Interview der Woche von Kirsten Tackmann,

Kirsten Tackmann, frauenpolitische Sprecherin der Fraktion DIE LINKE, äußert sich zum bevorstehenden Internationalen Frauentag am 8. März

Kürzlich hat Wolfgang Böhmer, CDU-Ministerpräsident von Sachsen-Anhalt, die Öffentlichkeit mit der irrwitzigen These geschockt, die jüngsten Babymorde in Ostdeutschland seien auch ein Erbe der DDR. Was fällt Ihnen als zweifache Mutter aus dem Osten dazu ein?

Mit dieser dumpfen Gedankenwelt hat er sich als Ministerpräsident von Sachsen-Anhalt disqualifiziert. Wolfgang Böhmer versucht, die selbstbestimmte Entscheidung der Frauen in der DDR über die Austragung einer Schwangerschaft zu diskreditieren. Er beleidigt damit alle ostdeutschen Frauen, die mit diesem Recht verantwortungsvoll umgegangen sind. Das ist ein allzu durchsichtiger Versuch, von den wirklichen Ursachen abzulenken. Zur Verhinderung von Kindstötungen brauchen wir nicht den Zeigefinger Richtung Vergangenheit, sondern eine kinderfreundliche und geschlechtergerechte Gesellschaft heute.

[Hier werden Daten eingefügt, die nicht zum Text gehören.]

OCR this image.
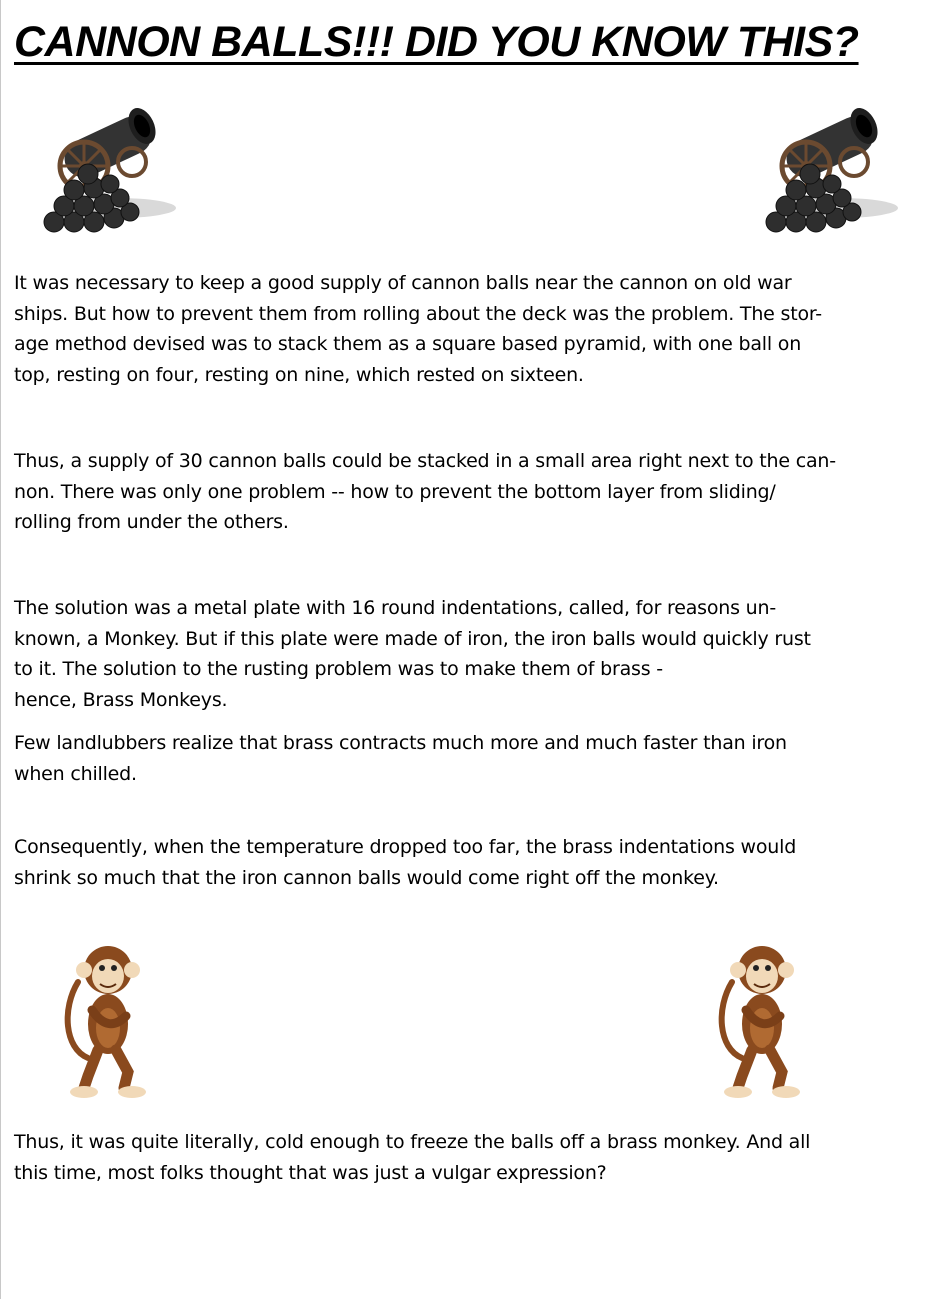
CANNON BALLS!!! DID YOU KNOW THIS?

It was necessary to keep a good supply of cannon balls near the cannon on old war
ships. But how to prevent them from rolling about the deck was the problem. The stor-
age method devised was to stack them as a square based pyramid, with one ball on
top, resting on four, resting on nine, which rested on sixteen.

Thus, a supply of 30 cannon balls could be stacked in a small area right next to the can-
non. There was only one problem -- how to prevent the bottom layer from sliding/
rolling from under the others.

The solution was a metal plate with 16 round indentations, called, for reasons un-
known, a Monkey. But if this plate were made of iron, the iron balls would quickly rust
to it. The solution to the rusting problem was to make them of brass -
hence, Brass Monkeys.

Few landlubbers realize that brass contracts much more and much faster than iron
when chilled.

Consequently, when the temperature dropped too far, the brass indentations would
shrink so much that the iron cannon balls would come right off the monkey.

Thus, it was quite literally, cold enough to freeze the balls off a brass monkey. And all
this time, most folks thought that was just a vulgar expression?
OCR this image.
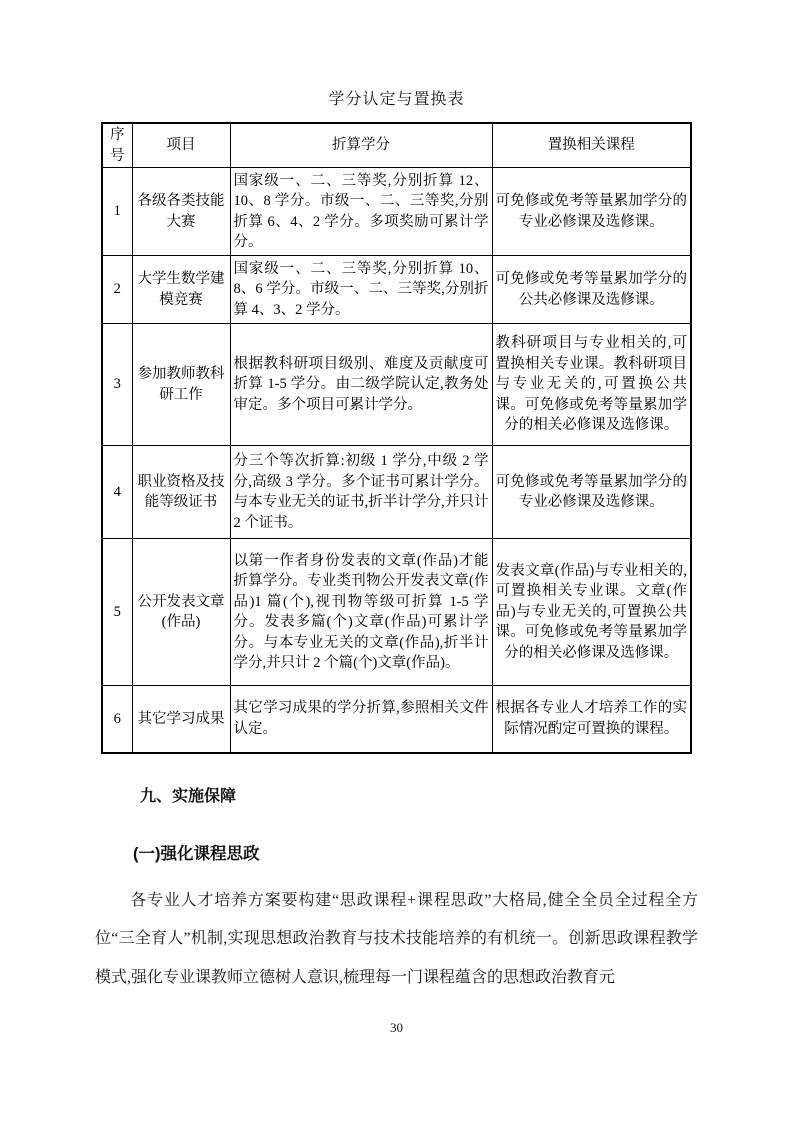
学分认定与置换表
序号	项目	折算学分	置换相关课程
1	各级各类技能大赛	国家级一、二、三等奖,分别折算 12、10、8 学分。市级一、二、三等奖,分别折算 6、4、2 学分。多项奖励可累计学分。	可免修或免考等量累加学分的专业必修课及选修课。
2	大学生数学建模竞赛	国家级一、二、三等奖,分别折算 10、8、6 学分。市级一、二、三等奖,分别折算 4、3、2 学分。	可免修或免考等量累加学分的公共必修课及选修课。
3	参加教师教科研工作	根据教科研项目级别、难度及贡献度可折算 1-5 学分。由二级学院认定,教务处审定。多个项目可累计学分。	教科研项目与专业相关的,可置换相关专业课。教科研项目与专业无关的,可置换公共课。可免修或免考等量累加学分的相关必修课及选修课。
4	职业资格及技能等级证书	分三个等次折算:初级 1 学分,中级 2 学分,高级 3 学分。多个证书可累计学分。与本专业无关的证书,折半计学分,并只计 2 个证书。	可免修或免考等量累加学分的专业必修课及选修课。
5	公开发表文章(作品)	以第一作者身份发表的文章(作品)才能折算学分。专业类刊物公开发表文章(作品)1 篇(个),视刊物等级可折算 1-5 学分。发表多篇(个)文章(作品)可累计学分。与本专业无关的文章(作品),折半计学分,并只计 2 个篇(个)文章(作品)。	发表文章(作品)与专业相关的,可置换相关专业课。文章(作品)与专业无关的,可置换公共课。可免修或免考等量累加学分的相关必修课及选修课。
6	其它学习成果	其它学习成果的学分折算,参照相关文件认定。	根据各专业人才培养工作的实际情况酌定可置换的课程。
九、实施保障
(一)强化课程思政

各专业人才培养方案要构建“思政课程+课程思政”大格局,健全全员全过程全方位“三全育人”机制,实现思想政治教育与技术技能培养的有机统一。创新思政课程教学模式,强化专业课教师立德树人意识,梳理每一门课程蕴含的思想政治教育元

30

Als Frauenpolitikerin müssten Sie mit der aktuellen Situation für Frauen in Deutschland doch recht zufrieden sein?

Ganz im Gegenteil. Denn der Rückbau von öffentlicher Infrastruktur und Daseinsvorsorge trifft besonders Frauen und schränkt ihre Möglichkeiten für ein selbstbestimmtes Leben ein. Die derzeitige Arbeitsmarktpolitik verstärkt die strukturelle Diskriminierung von Frauen in der kapitalistischen Gesellschaft. So sind 70 Prozent der Beschäftigten im Niedriglohnsektor weiblich, der Lohnunterschied zwischen den Geschlechtern beträgt in der Bundesrepublik skandalöse 22 Prozent. Solange eine gleichberechtigte gesellschaftliche Teilhabe und eigenständige Existenzsicherung von Frauen nicht gewährleistet ist, kann eine linke Frauenpolitikerin nicht zufrieden sein.

Immerhin kann Frau es bis zur Kanzlerin schaffen.

Was beweist das? Die Ausnahme beweist doch nur die Regel: Noch immer sind wenig Frauen in den wirtschaftlichen und politischen Führungsebenen vertreten. An der Spitze großer Unternehmen fehlen Frauen fast vollständig. DIE LINKE fordert zum Beispiel ein Gleichstellungsgesetz für die Privatwirtschaft. Wir brauchen dafür verbindliche Regelungen, denn die freiwillige Vereinbarung zwischen der damaligen Schröder-Fischer-Regierung und der deutschen Wirtschaft aus dem Jahr 2001 ist gescheitert. Außerdem fordern wir Maßnahmen für eine familienfreundliche Arbeitswelt. Norwegen beweist, dass das geht. DIE LINKE will mehr Gleichstellung, auch für alle Frauen im Erwerbsleben, nicht nur für die Elite der Wirtschaft.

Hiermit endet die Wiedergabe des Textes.